First, do not, under any circumstances lie about a modification. Full disclosure is an absolute must. If you do not disclose a modification the company is within its rights to terminate your coverage in the event of an incident. The company can claim that any change, even something as simple as changing out the front seats, alters the driver’s perception of the road thus creating an unsafe situation. The only way to counter that is to disclose the change with full documentation of exactly how the modifications affect safety and driving performance.

At the same time, while you should not lie, you should also couch your disclosure in terms the company wants to hear. A change that increases rpms and horsepower to enhance speed, while sexy to your ears translates to fast, reckless driving in the insurance world with a greatly increased chance of an accident and claim. Talk in terms of engine efficiency. Downplay the speed demon aspect of the change or emphasize that it is for on-track use only. Make it clear that the vehicle is always securely stored and not driven daily. Show proof of membership in a car club or an enthusiast organization to illustrate that you value the car. Highlight the presence of theft deterrent systems like GPS tracking and monitoring.
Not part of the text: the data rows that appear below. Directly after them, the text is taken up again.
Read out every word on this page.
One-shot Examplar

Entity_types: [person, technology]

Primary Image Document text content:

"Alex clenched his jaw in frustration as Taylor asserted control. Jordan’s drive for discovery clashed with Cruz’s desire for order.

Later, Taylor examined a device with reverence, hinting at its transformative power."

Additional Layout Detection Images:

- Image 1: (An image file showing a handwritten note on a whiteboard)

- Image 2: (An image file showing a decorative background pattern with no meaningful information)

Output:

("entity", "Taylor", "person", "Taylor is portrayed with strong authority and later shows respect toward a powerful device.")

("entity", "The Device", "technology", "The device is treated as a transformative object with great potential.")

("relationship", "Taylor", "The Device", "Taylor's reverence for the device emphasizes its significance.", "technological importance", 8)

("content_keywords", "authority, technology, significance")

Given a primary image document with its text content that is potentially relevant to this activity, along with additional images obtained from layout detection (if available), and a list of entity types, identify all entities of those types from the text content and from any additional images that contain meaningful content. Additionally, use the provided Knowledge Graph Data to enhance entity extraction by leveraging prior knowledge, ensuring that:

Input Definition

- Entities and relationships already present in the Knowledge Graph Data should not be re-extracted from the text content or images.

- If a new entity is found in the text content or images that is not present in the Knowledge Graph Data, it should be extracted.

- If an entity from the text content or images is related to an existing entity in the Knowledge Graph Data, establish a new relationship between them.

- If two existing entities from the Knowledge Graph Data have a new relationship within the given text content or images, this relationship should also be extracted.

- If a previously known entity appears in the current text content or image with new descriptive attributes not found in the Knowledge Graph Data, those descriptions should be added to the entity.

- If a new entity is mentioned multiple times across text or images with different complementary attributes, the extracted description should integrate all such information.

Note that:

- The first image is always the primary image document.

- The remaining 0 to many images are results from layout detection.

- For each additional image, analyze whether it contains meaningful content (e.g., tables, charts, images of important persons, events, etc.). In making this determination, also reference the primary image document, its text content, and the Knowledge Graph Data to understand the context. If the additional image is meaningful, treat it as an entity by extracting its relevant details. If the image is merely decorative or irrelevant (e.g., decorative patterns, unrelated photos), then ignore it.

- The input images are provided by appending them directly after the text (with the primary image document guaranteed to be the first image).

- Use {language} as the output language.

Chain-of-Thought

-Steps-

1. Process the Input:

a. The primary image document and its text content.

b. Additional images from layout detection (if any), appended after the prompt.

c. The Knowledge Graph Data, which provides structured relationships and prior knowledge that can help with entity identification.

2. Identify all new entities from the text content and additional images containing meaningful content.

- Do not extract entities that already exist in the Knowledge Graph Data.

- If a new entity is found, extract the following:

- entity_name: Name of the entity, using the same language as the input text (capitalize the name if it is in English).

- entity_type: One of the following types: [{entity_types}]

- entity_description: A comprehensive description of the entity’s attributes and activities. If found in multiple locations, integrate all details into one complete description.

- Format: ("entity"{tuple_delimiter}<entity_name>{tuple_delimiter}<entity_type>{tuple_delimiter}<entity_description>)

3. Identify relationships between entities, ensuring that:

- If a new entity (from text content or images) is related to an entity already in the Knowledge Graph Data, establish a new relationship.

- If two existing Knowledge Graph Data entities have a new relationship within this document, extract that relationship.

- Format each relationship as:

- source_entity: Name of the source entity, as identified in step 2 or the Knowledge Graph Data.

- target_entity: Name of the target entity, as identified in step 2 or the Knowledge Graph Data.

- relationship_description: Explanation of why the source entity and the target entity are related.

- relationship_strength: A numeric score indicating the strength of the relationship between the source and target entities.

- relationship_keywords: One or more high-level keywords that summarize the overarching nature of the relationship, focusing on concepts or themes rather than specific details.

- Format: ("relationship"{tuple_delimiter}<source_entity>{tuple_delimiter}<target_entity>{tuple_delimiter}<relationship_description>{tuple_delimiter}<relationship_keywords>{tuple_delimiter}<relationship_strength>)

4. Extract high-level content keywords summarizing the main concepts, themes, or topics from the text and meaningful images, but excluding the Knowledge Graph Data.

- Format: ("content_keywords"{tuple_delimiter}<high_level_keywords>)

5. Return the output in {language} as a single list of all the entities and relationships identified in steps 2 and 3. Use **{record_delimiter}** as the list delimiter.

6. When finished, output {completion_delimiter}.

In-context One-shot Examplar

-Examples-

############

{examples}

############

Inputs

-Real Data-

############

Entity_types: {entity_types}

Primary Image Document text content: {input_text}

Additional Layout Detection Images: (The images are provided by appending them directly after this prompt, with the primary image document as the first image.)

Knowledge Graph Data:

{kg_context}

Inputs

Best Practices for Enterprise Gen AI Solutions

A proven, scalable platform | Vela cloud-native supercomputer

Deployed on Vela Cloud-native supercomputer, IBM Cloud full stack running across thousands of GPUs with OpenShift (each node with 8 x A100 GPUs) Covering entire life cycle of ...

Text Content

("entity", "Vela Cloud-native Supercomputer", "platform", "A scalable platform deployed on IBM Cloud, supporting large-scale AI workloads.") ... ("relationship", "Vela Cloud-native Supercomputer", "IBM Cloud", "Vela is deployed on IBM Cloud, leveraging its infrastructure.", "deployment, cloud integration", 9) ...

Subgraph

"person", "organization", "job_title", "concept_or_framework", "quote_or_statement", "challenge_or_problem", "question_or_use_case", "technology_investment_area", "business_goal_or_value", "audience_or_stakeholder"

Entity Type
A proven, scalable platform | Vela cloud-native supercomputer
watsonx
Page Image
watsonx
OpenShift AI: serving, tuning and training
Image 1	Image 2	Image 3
Be prepared to negotiate every change individually and realize that some changes may counterbalance others. An improved braking system, for instance, may take some of the premium sting out of an engine modification that enhances speed. But also, be realistic. Some things the insurance company will not like no matter what you do. It’s hard to make a case for the safe use of a roll cage and a nitrous oxide injection system. If, however, that equipment can be removed for off track use, you may be able to negotiate a better rate.

After each modification, apprise the insurance agency of the change and review the terms of the policy. Be sure you understand the following insurance terms:

Actual Cash Value: A policy that will pay benefits at a depreciated “book” value. Modifications will not be covered.

Stated Value: A policy that accepts a value for the vehicle at the time the coverage is written but that does not bind the company to using that value in determining a claim payment.

Agreed Value: The only policy that gives the owner a complete return on modifications. Coverage considers the cost of totally rebuilding the car with identical specifications.

The most important thing to remember in a modification scenario is to never let the policy languish. In essence “modify” the coverage every time you modify the car. Disclose everything. Document everything. Be prepared, if necessary, to educate the insurance company. Be reasonable, understanding that some modifications are more expensive in insurance terms than others, and shoot for the best middle ground premium that meets your needs and also suits their risk profile.